Der neue, insgesamt härtere Ton in London in Sachen Ukraine ist auf Empörung in Moskau gestossen. Am Sonntag protestierte das russische Aussenministerium auch gegen die neusten «provokativen Aktivitäten», mit denen London «Missinformationen in Umlauf» bringe und «blanken Unsinn» verbreite. Das bezog sich auf die Foreign-Office-Berichte zu einem geplanten russischen Coup in Kiew.

Gemäss diesen Berichten soll Moskau über seine Geheimdienste mit fünf ukrainischen Politikern in Kontakt stehen, die von Wladimir Putin als mögliche Statthalter Russlands in der Ukraine in Betracht gezogen werden. «Diese jetzt veröffentlichten Informationen», meinte dazu Aussenministerin Truss, «werfen ein Licht auf das Ausmass russischer Aktivitäten zur Untergrabung der Ukraine und geben Einblick in das Denken des Kreml.»

Mögliche Kandidaten längst in Russland

Die «Informationen» haben allerdings einige Verwirrung ausgelöst in London. Mehrere der fünf genannten Politiker halten sich teils schon seit Jahren in Russland auf. Bei den vier prominentesten handelt es sich um den Ex-Ministerpräsidenten Mikola Asarow, um die beiden früheren Vizeregierungschefs Sergei Arbusow und Andrij Klujew sowie um Wolodymyr Siwkowytsch, ein ehemaliges Mitglied des Nationalen Sicherheitsrats.

Angeblich ein möglicher Statthalter Putins in Kiew: Der frühere ukrainische Vizeregierunschef Sergei Arbusow. 

Der fünfte Genannte, der frühere Abgeordnete Jewgeni Murajew, tat die «Enthüllungen» bereits als «wirr» und «nicht sonderlich logisch» ab. Ihm selbst sei immerhin die Einreise nach Russland untersagt, erklärte Murajew.
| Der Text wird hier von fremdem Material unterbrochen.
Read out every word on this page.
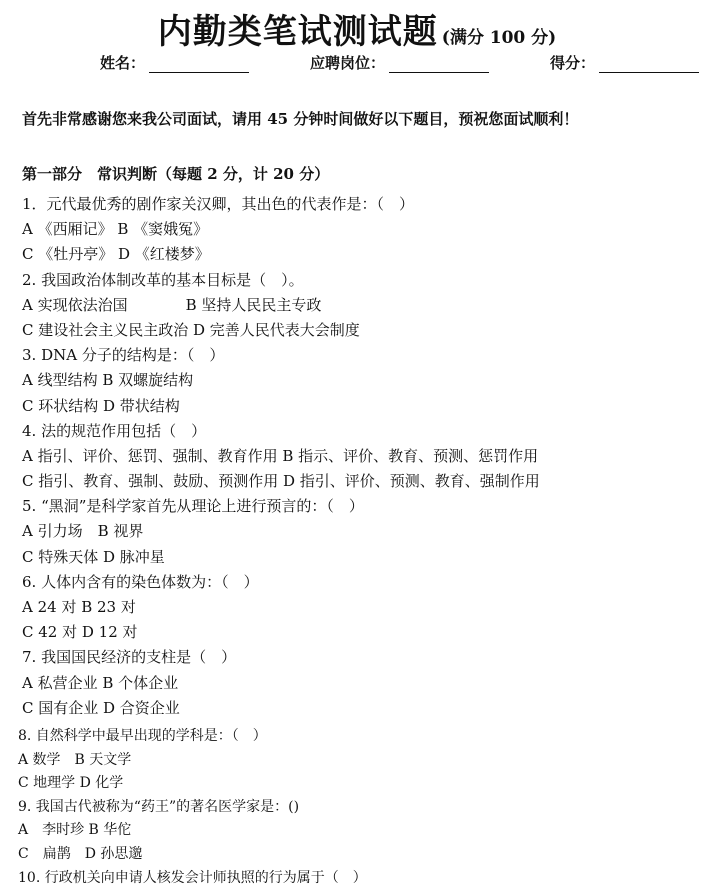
内勤类笔试测试题 (满分 100 分)
姓名：	应聘岗位：	得分：
首先非常感谢您来我公司面试，请用 45 分钟时间做好以下题目，预祝您面试顺利！
第一部分　常识判断（每题 2 分，计 20 分）
1．元代最优秀的剧作家关汉卿，其出色的代表作是：（　）
A 《西厢记》 B 《窦娥冤》
C 《牡丹亭》 D 《红楼梦》
2. 我国政治体制改革的基本目标是（　）。
A 实现依法治国	B 坚持人民民主专政
C 建设社会主义民主政治 D 完善人民代表大会制度
3. DNA 分子的结构是：（　）
A 线型结构 B 双螺旋结构
C 环状结构 D 带状结构
4. 法的规范作用包括（　）
A 指引、评价、惩罚、强制、教育作用 B 指示、评价、教育、预测、惩罚作用
C 指引、教育、强制、鼓励、预测作用 D 指引、评价、预测、教育、强制作用
5. “黑洞”是科学家首先从理论上进行预言的：（　）
A 引力场　B 视界
C 特殊天体 D 脉冲星
6. 人体内含有的染色体数为：（　）
A 24 对 B 23 对
C 42 对 D 12 对
7. 我国国民经济的支柱是（　）
A 私营企业 B 个体企业
C 国有企业 D 合资企业
8. 自然科学中最早出现的学科是：（　）
A 数学　B 天文学
C 地理学 D 化学
9. 我国古代被称为“药王”的著名医学家是：()
A　李时珍 B 华佗
C　扁鹊　D 孙思邈
10. 行政机关向申请人核发会计师执照的行为属于（　）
Ihn als Kandidaten für eine Präsidentschaft von Moskaus Gnaden ins Spiel zu bringen, sei «vollkommener Quatsch».

Als «lächerlich» bezeichnete auch Wasyl Filiptschuk, vormals Sprecher des ukrainischen Aussenministeriums, die Idee eines Komplotts: «Dieses Szenarium würde nur funktionieren bei einer vollständigen Übernahme Kiews, bei einer kompletten russischen Besetzung der Ukraine.» Das würde die weitflächige Zerstörung Kiews und die Flucht von einer Million Menschen bedeuten: «Allein hier in der Hauptstadt stehen 100’000 Bewaffnete zum Kampf bereit.»

Will Johnson von eigenen Schwierigkeiten ablenken?

Britische Beobachter warfen am Sonntag die Frage auf, ob die jüngsten verbalen Vorstösse Londons mit der prekären Lage zu tun haben könnten, in der sich Boris Johnson just in der eigenen Partei findet.

Die jetzige Regierung sei ja «nicht besonders geeignet, in einer solchen Angelegenheit gross aufzutreten», fand etwa David Clark, ein prominenter Sonderberater im Foreign Office aus der Zeit Tony Blairs. Sie sei geradezu berühmt für ihre Neigung, «mit sensationellen Nachrichten aufzuwarten, wenn sie von ihren eigenen Schwierigkeiten ablenken will».